A few weeks ago, I was out for a run. As I ran by a field, I happened to encounter one of my worst fears. It scared me so much that I immediately crossed the street to continue running, and even then, I couldn’t stop looking back to make sure I was really safe.

My friends are all afraid of normal things. Snakes. Spiders. Scary movies. The dark. But snakes don’t bother me at all. I kill spiders for my roommate. I can honestly say I have never been truly frightened by a movie—even The Exorcist wasn’t as scary as I expected. And I kind of like the dark.
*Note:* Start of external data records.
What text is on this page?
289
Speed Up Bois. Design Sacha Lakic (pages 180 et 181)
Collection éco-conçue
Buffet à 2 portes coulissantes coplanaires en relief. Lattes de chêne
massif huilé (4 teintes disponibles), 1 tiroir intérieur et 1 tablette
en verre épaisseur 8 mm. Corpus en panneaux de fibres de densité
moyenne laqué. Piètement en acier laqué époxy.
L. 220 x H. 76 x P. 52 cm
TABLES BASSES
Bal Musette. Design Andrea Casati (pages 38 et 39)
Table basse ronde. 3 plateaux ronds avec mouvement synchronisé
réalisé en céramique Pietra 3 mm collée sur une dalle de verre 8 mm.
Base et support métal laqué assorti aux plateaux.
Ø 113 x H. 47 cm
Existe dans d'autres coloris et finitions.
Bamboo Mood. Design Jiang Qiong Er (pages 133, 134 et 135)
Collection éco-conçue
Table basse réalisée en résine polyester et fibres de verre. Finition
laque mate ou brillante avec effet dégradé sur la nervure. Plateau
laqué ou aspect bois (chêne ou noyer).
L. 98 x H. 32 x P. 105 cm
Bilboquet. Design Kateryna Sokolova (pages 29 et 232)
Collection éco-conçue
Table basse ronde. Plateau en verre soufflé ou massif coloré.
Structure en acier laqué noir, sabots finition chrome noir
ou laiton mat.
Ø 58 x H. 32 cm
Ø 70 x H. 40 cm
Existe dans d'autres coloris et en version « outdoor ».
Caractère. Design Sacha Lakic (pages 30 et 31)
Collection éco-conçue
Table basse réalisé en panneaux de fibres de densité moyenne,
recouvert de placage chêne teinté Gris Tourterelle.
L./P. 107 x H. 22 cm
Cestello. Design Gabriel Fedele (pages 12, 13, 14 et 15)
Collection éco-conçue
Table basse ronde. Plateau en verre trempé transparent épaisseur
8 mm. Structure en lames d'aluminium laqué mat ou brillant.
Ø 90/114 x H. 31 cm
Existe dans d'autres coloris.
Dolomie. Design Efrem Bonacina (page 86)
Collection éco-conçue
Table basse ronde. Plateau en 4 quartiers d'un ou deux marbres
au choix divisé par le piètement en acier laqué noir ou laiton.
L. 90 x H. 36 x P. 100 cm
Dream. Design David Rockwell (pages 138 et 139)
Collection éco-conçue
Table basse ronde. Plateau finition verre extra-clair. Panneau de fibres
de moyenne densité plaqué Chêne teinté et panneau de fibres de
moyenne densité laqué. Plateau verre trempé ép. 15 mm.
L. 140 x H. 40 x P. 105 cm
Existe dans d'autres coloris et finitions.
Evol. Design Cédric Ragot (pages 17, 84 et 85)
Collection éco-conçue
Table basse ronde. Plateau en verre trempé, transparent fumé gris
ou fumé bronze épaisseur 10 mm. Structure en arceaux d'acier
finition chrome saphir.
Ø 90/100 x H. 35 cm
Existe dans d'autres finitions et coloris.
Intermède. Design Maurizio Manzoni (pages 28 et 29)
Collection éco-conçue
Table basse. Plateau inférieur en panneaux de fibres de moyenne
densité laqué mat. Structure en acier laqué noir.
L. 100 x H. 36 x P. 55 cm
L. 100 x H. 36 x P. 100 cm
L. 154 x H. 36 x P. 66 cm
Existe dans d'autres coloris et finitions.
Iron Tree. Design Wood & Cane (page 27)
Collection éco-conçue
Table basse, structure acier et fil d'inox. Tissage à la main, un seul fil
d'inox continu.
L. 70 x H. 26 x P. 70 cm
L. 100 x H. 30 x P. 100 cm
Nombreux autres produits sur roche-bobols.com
But my friends probably couldn’t encounter anything while out running that would scare them that much unless it was a potential murderer or a vicious dog—neither of which caused me to cross the street while I was out running that day.

I’m afraid of geese.

Yes, geese. You’re probably laughing now. Most people do when I tell them that. But there’s actually a good reason for it. When I was growing up, my across-the-street neighbors, in addition to a horse, a donkey, chickens, and goats, had geese. And these geese, who had a penchant for making their way up the driveway and taking a stroll down the street, would sometimes chase after people. Apparently, this scarred me for life.

Nothing I can do can help me get over it, either. No matter how many times I tell myself that geese can’t hurt me, I can’t seem to comprehend it. One day when I was walking by the Charles with my friend Nicole, alongside some Canadian geese, she told me to say, “Riddikulus!” (the spell to combat the boggart in the Harry Potter books). That made me laugh, but didn’t really make me less afraid.

And geese are surprisingly hard to avoid. They congregate in fields, by the river—basically wherever there’s enough room and not too many people. Unfortunately, that includes many places where I like to run.

Fear isn’t unusual for me. I am a nervous person by nature. I worry, I over-think, I sometimes make myself sick. It’s a terrible habit, and one I’m trying to work on.

And I’ve actually managed to get over some more rational but also more debilitating fears. For a long time, I was scared of certain driving situations. In C-Town, I did everything I could to avoid going through two areas that were infamous for the accidents constantly occurring there. I also avoided driving long distances. Switching lanes on the highway freaked me out. All through high school, if the swim team was going somewhere far away, I let someone else drive because I wasn’t comfortable.

I was almost twenty-one when I finally decided that I needed to get over my driving fears. Two of my best friends were staying in Boston for the summer. I was at home, forty-five minutes away, and I couldn’t see them because I was too scared to drive. So one day, I got in the car, took a deep breath, and got onto the highway. After doing this a few more times, for increasingly longer distances, I was ready to drive to Boston.

I also used to hate answering the phone. At home growing up, I always let the answering machine get it. At internships I had, I would avoid answering the phone if I possibly could. It just made me nervous, having to be responsible for giving people answers or leaving accurate messages.

Then I had a job at The Publishing Company where I was the first point of contact for the sales reps. If they had a question about anything, they had to call me first. This kind of freaked me out at first. I just wanted to yell, I don’t know what I’m doing! You can’t ask me these things!

But then I got used to it—and I realized I did know what I was doing. I actually could answer all those questions. It was a good feeling.

So I guess there’s hope for me. I’ve picked up the worrying habit that runs in my family, but maybe I really can get over it eventually.

But I’m still afraid of geese. That, I have no idea how to get over. Let me know if you have any ideas.